A former Southern Baptist state convention leader claims the separation of church and state does not shield religious organizations from lawsuits over actions that would be illegal if committed by a secular business in a case before the Fifth U.S. Circuit Court of Appeals.
Will McRaney, former executive director of the Baptist Convention of Maryland/Delaware, is asking the New Orleans appellate court to revive his lawsuit dismissed earlier this year alleging job interference and defamation by the North American Mission Board of the Southern Baptist Convention stemming from his termination in 2015.
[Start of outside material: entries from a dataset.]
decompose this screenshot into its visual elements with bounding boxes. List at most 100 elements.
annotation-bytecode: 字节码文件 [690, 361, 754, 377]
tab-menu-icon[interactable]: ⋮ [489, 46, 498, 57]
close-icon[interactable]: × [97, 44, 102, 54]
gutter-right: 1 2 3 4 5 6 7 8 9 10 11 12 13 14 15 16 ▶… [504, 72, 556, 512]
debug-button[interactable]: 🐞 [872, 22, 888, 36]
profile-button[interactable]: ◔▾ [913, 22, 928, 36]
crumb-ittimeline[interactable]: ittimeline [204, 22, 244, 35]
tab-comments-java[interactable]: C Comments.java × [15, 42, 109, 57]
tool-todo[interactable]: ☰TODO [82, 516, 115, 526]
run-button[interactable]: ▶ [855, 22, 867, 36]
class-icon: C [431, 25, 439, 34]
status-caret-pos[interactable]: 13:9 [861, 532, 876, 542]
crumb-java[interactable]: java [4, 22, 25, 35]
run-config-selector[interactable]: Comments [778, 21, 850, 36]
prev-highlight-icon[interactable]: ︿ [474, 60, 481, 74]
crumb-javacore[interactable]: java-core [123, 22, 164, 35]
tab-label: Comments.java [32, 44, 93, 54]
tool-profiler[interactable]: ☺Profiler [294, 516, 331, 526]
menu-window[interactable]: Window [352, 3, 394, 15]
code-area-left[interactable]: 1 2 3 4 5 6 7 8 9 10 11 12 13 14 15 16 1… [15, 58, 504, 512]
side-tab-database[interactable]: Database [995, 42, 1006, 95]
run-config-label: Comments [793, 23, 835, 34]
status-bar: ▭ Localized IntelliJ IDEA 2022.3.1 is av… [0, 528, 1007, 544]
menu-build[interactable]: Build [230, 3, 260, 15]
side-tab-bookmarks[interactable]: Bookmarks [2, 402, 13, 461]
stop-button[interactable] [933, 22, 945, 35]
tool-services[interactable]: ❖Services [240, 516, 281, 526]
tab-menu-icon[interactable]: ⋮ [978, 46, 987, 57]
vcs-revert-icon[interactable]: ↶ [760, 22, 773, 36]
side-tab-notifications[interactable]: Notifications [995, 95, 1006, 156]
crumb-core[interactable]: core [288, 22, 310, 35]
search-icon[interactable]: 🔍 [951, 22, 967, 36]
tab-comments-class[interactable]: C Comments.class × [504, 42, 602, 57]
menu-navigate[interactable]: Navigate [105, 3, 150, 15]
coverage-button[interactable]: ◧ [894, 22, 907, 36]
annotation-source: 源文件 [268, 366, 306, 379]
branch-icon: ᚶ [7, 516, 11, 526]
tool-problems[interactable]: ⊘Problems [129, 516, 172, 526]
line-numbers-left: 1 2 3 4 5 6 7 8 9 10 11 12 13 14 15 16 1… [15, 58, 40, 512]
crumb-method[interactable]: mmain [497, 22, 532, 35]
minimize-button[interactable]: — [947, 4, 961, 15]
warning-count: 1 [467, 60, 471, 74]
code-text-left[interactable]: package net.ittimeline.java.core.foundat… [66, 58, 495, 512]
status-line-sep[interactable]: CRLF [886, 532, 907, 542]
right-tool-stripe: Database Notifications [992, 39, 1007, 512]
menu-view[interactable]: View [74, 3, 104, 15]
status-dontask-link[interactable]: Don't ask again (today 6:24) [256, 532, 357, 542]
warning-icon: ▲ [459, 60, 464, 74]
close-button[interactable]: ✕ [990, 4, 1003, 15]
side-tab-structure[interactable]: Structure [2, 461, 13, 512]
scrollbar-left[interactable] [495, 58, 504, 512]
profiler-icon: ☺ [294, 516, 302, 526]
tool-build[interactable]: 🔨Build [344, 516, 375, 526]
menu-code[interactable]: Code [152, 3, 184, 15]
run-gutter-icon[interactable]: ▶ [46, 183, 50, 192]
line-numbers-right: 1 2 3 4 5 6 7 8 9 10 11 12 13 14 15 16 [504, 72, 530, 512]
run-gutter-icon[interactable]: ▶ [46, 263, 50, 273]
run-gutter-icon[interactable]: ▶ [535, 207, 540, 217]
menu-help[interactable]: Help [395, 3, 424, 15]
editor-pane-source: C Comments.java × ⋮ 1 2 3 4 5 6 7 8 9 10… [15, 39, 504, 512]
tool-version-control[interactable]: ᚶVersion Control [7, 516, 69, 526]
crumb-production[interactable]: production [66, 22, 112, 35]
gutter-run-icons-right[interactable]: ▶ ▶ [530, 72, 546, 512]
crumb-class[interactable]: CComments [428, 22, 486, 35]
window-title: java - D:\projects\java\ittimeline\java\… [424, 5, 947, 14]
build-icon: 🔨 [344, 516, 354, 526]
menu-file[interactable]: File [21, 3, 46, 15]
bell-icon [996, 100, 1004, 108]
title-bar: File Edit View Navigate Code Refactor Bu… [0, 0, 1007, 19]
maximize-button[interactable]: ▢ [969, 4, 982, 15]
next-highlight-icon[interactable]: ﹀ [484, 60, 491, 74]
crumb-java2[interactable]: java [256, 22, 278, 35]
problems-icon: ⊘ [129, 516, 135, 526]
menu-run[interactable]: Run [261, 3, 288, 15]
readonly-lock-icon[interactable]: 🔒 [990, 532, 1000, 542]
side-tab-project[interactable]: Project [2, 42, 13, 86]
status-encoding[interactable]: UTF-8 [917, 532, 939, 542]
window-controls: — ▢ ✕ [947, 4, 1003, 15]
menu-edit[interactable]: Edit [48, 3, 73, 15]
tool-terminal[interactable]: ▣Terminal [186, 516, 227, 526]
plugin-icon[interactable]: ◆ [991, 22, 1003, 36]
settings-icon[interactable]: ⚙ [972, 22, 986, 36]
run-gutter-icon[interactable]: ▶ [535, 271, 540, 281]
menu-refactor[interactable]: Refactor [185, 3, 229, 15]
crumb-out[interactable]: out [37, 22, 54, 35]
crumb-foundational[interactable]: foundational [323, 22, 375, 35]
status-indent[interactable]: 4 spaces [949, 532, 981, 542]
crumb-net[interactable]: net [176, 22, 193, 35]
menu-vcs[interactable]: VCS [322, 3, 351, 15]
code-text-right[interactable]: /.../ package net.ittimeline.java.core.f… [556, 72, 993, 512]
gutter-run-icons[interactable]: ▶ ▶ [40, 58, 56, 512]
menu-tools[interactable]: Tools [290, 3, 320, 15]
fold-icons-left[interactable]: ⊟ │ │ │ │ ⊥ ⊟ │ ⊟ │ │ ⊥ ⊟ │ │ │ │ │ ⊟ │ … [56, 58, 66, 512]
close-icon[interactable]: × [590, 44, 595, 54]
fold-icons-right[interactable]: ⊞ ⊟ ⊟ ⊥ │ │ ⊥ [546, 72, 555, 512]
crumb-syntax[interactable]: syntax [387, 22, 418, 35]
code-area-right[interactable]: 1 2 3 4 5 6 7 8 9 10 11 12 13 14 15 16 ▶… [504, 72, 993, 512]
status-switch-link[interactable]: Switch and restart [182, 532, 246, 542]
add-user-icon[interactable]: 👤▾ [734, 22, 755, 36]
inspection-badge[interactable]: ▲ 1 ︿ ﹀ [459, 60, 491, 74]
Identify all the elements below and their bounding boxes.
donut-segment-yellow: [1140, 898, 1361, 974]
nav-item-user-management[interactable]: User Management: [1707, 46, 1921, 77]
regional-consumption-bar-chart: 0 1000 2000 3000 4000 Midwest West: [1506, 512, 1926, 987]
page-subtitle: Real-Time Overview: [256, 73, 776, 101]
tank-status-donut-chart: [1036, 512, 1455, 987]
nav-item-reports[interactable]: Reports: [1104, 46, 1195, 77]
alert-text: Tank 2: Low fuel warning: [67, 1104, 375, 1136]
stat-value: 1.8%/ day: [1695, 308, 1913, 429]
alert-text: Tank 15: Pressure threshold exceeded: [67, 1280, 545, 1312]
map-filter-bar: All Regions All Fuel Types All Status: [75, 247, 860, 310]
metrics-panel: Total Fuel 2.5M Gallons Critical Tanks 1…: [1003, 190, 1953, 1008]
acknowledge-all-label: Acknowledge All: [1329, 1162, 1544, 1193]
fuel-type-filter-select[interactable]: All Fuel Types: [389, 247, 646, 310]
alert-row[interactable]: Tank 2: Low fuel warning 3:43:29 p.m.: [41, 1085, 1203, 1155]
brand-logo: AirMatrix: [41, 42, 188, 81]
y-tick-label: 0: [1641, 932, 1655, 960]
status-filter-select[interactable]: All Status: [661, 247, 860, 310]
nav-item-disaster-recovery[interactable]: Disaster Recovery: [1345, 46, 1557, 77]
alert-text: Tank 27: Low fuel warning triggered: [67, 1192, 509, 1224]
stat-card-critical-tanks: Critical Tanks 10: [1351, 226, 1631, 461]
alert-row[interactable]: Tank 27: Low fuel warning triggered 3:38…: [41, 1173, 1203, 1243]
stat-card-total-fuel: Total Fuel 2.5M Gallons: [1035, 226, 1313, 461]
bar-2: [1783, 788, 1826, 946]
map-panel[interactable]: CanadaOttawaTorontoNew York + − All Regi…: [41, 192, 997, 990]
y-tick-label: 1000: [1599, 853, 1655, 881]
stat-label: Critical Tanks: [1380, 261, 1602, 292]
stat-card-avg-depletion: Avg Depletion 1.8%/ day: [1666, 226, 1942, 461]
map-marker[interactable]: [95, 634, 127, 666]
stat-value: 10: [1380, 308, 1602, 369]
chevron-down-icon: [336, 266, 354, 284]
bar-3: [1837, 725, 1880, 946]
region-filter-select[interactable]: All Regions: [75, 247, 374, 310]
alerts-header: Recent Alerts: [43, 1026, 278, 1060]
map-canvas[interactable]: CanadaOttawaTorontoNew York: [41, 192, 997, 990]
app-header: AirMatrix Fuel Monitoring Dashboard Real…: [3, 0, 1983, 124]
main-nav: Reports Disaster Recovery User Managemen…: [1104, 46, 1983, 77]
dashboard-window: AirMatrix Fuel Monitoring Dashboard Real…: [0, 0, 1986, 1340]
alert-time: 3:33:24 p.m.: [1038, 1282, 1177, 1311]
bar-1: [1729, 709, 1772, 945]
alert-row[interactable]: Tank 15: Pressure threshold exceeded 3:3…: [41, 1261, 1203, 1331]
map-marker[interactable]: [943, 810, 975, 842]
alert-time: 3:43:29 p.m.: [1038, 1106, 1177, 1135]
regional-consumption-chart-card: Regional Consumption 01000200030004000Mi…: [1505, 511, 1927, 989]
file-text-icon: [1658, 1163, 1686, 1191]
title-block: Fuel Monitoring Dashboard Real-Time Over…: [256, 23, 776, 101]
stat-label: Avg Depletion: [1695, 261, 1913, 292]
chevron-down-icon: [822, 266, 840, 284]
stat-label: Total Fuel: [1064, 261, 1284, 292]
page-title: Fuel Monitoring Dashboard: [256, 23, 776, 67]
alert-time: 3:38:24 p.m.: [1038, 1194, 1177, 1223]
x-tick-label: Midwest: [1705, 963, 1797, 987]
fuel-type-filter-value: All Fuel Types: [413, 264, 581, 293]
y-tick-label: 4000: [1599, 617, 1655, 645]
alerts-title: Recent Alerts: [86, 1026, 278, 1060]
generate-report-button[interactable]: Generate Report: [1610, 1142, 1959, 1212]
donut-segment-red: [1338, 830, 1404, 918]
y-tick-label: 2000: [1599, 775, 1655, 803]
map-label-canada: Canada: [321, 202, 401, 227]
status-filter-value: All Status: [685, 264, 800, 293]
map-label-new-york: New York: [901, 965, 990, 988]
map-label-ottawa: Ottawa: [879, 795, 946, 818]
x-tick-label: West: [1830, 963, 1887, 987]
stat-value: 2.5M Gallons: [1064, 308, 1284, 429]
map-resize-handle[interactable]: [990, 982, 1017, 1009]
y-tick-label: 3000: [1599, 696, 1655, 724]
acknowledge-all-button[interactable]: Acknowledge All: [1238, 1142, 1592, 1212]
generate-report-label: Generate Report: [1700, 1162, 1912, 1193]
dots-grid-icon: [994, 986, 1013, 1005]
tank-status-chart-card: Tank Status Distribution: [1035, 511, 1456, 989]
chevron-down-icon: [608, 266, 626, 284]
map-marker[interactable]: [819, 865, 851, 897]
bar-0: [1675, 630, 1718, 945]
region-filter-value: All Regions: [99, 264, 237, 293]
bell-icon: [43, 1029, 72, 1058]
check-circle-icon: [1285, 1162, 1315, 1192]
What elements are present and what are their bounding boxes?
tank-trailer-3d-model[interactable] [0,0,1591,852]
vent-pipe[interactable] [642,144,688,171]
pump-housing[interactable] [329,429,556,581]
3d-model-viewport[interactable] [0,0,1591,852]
- McRaney, a former seminary professor, claimed in a 2017 lawsuit that NAMB officials coerced the two-state convention to get rid of him by threatening to withhold $1 million a year in denominational funding. A district court in Mississippi dismissed his claims in April, saying the First Amendment prohibits secular courts from interfering in the internal affairs of a church.
McRaney, now a church consultant living in Orlando, Florida, says his forced resignation had nothing to do with doctrinal schism or heresy but was rather “a power play as to who would be in control” of partnerships between NAMB and autonomous Southern Baptist state conventions.
“The case boils down to whether a non-pastor, acting in an administrative office of a religious body, is prohibited from bringing an intentional tort claim against another religious body with whom he has never been employed,” McRaney said in his appeal. A tort is an act or omission that gives rise to injury or harm to another and amounts to a civil wrong.
McRaney claims he led the two-state convention based in Columbia, Maryland, peacefully for two years before running afoul of what he described as strong-arm tactics by NAMB. After successfully getting him fired, McRaney alleges, NAMB proceeded to blacklist him by getting him disinvited from speaking engagements and urging other Baptist leaders to avoid him.
“May a religious organization commit intentional torts, which would be actionable if done by a secular organization, with impunity under a cloak of religion?” McRaney asked the court of appeals to consider.
The North American Mission Board responded in a legal document filed Sept. 11 that the lower court ruled correctly.
“The Religion Clauses of the First Amendment protect religious organizations from unwarranted secular interference into their internal affairs and affords them the freedom to choose their ministers,” NAMB lawyers argued in the brief.
Under a legal doctrine called “the ecclesiastical abstention,” NAMB said, the court cannot delve into whether there was a “valid religious reason” for determining McRaney to be an “unsuitable minister.”
“As one of 12 boards/entities within the Southern Baptist Convention, NAMB partners … with state conventions like BCMD in mobilizing Southern Baptists as a missional force to impact North America with the gospel of Jesus Christ through evangelism and church planting,” NAMB said.
McRaney’s employment with Baptists in Maryland and Delaware, NAMB said, was “in furtherance of this jointly stated religious purpose,” and his termination “cannot be untangled from the ecclesiastical nature of his employment.”
NAMB said consideration of any of McRaney’s legal claims “would improperly delve into internal church affairs and management, and would result in a secular court questioning the religious decision-making of a church.”
McRaney acknowledged that the Baptist Convention of Maryland/Delaware had a right to terminate his employment, but he contested NAMB’s right to exercise the “golden rule” – “he who has the gold makes the rules” – and to interfere in his employment after his departure.
“The lower court can certainly resolve whether a tort has been committed by one separate and independent religious organization versus a former employee of a completely separate and autonomous religious organization as exists in the Southern Baptist Convention without delving into ecclesiastical questions,” McRaney claimed.
“There are no doctrinal or ecclesiastical issues dividing the parties,” McRaney said. “Consequently, Caesar may enter the temple without having to decide what the temple believes and determine if a civil wrong has been committed.”
“Let the termination of Dr. McRaney stand as an example for any other autonomous Southern Baptist church and convention who dares to stand up to the power and might of the North American Mission Board,” said the appellant brief.